「日本の味」をつくり出しているものを挙げるとしたら、何になるだろうか。多くの人は「醤油」という調味料を挙げることだろう。

 ただしょっぱいだけではない。甘味、苦味、酸味、そしてうま味を兼ね備えた、この類まれなる複雑な調味料は、室町時代に「ある副産物」として生み出され、各地で様々な製法の改良を経て、今もなお使われ続けている。

 酒や味噌と同様、醤油も発酵食品だ。日本の高温多湿な風土で育つ「麹菌」というカビが、その風味を醸し出している。

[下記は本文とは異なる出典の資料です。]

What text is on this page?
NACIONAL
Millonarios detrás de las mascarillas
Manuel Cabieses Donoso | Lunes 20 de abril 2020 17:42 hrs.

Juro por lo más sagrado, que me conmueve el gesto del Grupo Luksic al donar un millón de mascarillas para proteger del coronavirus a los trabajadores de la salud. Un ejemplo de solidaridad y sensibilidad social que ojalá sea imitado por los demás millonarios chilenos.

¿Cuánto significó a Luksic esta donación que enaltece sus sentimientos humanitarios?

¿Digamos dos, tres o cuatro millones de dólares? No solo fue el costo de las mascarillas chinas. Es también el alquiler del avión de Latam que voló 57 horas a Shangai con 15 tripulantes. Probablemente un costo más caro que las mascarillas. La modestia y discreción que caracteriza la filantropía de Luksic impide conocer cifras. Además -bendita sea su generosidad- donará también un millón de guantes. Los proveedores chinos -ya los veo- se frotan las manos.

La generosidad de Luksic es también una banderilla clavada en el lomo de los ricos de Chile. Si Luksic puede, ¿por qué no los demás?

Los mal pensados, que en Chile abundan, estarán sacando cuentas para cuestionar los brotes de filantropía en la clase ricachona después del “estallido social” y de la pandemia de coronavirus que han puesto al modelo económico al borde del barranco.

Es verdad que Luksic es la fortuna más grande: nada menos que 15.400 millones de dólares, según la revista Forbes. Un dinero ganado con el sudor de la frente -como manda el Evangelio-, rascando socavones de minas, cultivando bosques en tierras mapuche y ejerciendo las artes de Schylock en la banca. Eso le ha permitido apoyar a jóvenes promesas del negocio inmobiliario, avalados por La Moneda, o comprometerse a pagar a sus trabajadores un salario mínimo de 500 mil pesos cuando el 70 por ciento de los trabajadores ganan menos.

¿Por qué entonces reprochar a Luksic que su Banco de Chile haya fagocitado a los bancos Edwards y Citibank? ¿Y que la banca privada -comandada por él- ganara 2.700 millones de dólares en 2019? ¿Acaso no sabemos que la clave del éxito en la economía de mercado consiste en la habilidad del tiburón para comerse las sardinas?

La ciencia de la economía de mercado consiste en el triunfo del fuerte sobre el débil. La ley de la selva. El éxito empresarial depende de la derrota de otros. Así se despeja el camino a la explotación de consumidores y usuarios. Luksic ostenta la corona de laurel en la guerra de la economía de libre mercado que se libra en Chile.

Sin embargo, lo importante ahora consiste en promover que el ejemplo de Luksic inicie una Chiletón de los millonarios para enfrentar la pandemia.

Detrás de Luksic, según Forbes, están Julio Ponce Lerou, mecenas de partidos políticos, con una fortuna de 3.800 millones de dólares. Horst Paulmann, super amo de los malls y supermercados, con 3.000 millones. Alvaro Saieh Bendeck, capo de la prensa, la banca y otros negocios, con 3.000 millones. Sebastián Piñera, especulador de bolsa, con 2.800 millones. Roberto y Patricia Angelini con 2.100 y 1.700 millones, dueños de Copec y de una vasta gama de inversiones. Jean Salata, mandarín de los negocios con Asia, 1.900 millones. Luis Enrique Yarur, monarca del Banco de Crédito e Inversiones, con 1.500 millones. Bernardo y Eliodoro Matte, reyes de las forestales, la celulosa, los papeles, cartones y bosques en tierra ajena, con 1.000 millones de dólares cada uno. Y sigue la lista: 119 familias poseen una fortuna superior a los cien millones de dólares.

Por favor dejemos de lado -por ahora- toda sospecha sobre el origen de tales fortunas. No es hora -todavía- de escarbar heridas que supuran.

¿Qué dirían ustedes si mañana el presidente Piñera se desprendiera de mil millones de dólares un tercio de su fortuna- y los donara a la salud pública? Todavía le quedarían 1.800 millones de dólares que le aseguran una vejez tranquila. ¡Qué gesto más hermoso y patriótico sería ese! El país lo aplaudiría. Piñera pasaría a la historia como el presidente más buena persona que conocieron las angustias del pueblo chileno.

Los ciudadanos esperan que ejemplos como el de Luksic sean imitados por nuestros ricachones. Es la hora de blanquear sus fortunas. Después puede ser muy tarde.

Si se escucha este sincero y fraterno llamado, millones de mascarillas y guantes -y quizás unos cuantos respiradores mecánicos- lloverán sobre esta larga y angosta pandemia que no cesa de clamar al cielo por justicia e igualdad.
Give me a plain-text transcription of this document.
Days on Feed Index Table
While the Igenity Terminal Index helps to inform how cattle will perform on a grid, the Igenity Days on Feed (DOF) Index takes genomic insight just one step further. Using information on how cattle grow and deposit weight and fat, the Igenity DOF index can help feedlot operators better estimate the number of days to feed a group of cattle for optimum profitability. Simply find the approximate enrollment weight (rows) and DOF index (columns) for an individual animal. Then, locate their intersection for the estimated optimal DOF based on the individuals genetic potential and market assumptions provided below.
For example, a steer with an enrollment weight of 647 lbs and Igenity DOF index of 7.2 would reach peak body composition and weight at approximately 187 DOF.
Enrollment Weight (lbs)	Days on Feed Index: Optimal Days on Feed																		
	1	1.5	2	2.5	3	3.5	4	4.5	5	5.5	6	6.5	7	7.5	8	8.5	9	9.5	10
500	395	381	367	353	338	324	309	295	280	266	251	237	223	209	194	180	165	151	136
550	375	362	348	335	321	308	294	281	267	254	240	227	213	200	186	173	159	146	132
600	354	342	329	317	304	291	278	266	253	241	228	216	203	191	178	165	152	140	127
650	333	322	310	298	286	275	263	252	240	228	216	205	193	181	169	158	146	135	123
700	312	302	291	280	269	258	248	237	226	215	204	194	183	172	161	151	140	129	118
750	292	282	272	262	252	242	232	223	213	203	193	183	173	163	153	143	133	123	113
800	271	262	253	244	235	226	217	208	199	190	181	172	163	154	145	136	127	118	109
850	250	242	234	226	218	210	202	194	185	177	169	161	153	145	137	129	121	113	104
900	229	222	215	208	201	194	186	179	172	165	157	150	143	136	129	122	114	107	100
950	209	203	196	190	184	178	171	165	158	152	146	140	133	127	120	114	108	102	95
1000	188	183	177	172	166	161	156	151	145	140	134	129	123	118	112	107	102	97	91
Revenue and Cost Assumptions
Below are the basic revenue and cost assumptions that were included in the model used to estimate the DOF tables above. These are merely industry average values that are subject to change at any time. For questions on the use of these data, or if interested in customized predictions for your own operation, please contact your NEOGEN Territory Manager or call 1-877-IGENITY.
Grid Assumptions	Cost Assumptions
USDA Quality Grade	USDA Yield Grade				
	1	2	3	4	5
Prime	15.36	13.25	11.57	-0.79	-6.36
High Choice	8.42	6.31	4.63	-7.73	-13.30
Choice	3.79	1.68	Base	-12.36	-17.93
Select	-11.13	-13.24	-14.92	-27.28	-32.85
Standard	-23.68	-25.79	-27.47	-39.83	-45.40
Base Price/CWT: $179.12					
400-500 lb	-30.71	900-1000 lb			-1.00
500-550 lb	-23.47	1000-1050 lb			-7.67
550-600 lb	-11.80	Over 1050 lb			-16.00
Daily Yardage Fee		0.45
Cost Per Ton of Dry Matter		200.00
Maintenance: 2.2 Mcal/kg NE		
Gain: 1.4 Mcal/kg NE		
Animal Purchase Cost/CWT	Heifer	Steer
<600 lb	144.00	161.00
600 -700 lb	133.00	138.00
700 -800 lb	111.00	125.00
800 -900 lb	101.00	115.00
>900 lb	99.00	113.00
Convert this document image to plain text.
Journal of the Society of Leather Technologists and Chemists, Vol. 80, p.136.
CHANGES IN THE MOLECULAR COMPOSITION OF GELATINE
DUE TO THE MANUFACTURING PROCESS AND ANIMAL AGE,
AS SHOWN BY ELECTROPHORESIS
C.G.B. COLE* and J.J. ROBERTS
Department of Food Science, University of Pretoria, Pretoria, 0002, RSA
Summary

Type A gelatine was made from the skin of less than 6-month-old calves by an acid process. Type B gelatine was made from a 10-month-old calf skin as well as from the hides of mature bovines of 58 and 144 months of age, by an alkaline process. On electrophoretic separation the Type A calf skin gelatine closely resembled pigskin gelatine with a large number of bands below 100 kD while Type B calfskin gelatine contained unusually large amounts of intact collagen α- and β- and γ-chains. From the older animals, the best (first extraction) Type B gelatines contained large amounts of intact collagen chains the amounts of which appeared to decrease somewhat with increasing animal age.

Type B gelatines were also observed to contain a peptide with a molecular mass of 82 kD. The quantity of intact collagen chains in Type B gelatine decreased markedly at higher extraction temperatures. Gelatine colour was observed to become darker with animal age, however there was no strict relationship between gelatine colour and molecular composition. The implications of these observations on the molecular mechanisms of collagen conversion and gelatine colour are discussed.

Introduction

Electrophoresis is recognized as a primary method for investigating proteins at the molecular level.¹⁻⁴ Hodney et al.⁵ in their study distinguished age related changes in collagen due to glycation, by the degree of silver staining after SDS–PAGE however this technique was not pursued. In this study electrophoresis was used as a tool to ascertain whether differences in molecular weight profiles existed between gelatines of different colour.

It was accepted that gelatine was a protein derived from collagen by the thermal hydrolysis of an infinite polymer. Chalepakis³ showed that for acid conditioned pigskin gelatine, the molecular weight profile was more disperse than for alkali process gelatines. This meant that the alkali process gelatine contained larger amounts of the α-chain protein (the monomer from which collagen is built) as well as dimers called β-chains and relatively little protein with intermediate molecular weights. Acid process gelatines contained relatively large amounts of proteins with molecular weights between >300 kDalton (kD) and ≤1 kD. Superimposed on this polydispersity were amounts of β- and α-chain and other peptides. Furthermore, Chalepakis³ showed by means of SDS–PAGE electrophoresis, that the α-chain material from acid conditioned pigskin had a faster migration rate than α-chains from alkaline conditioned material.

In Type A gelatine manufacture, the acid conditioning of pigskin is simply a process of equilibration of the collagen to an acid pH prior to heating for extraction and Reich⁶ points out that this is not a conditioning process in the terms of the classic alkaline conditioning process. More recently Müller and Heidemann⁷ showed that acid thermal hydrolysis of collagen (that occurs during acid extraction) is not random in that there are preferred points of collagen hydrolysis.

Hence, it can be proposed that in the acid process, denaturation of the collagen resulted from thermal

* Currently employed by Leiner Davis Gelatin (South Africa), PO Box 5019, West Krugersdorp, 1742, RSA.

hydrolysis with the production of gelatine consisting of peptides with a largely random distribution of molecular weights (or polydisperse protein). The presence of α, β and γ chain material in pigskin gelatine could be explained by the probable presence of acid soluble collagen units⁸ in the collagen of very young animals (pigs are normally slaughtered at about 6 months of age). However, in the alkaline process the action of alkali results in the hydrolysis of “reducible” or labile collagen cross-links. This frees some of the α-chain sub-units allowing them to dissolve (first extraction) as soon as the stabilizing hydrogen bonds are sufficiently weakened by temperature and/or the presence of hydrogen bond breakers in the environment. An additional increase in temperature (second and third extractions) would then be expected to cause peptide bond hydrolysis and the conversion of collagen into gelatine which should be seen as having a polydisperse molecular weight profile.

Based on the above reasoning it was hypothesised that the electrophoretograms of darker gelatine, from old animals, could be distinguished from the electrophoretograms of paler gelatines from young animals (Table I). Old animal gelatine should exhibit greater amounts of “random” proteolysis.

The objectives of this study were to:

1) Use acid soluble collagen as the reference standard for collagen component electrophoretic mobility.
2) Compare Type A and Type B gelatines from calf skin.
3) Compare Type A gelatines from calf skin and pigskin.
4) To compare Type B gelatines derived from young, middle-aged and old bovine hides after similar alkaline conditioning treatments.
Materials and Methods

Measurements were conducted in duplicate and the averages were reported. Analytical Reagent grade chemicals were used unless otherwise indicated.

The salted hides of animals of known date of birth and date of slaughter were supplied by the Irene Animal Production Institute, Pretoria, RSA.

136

 醤油にも「温故知新」という言葉は当てはまるようだ。古からの製法の技術が受け継がれる一方で、醤油づくりの鍵となる麹菌や、麹菌がつくる酵素に対する先端研究が進んでいる。前篇と後篇に分けて、醤油にまつわる歴史と先端科学をお伝えしたい。

 食べ物に1滴、2滴、とたらすだけで、味が大きく変わる。かといって、決して味の主役を奪うことはない。

 醤油は、甘味、酸味、苦味、塩味、そして旨味という、5つの味の成分を兼ね備えた万能調味料だ。豆腐や刺身といった食材の風味を引き立たせる。うどん、そば、中華麺のつゆの味を出汁とともにつくりだす。さらに、生卵や納豆と渾然一体化することでご飯の箸を進める。

 出汁とともに、醤油は日本の食文化を築きあげてきた。だが、醤油の歴史を見ると、そのルーツは中国大陸から伝わったとされる。

日本の醤油のルーツは中国由来の保存方法

 大陸には「醤」(ひしお)と呼ばれる保存食があった。狩猟生活だった時代には狩った獲物の肉を塩漬けにした「肉醤」(ししびしお)が、また、農耕生活が行われるようになると大豆や小麦などの穀類に塩を加えて漬けた「穀醤」(こくびしお)がつくられた。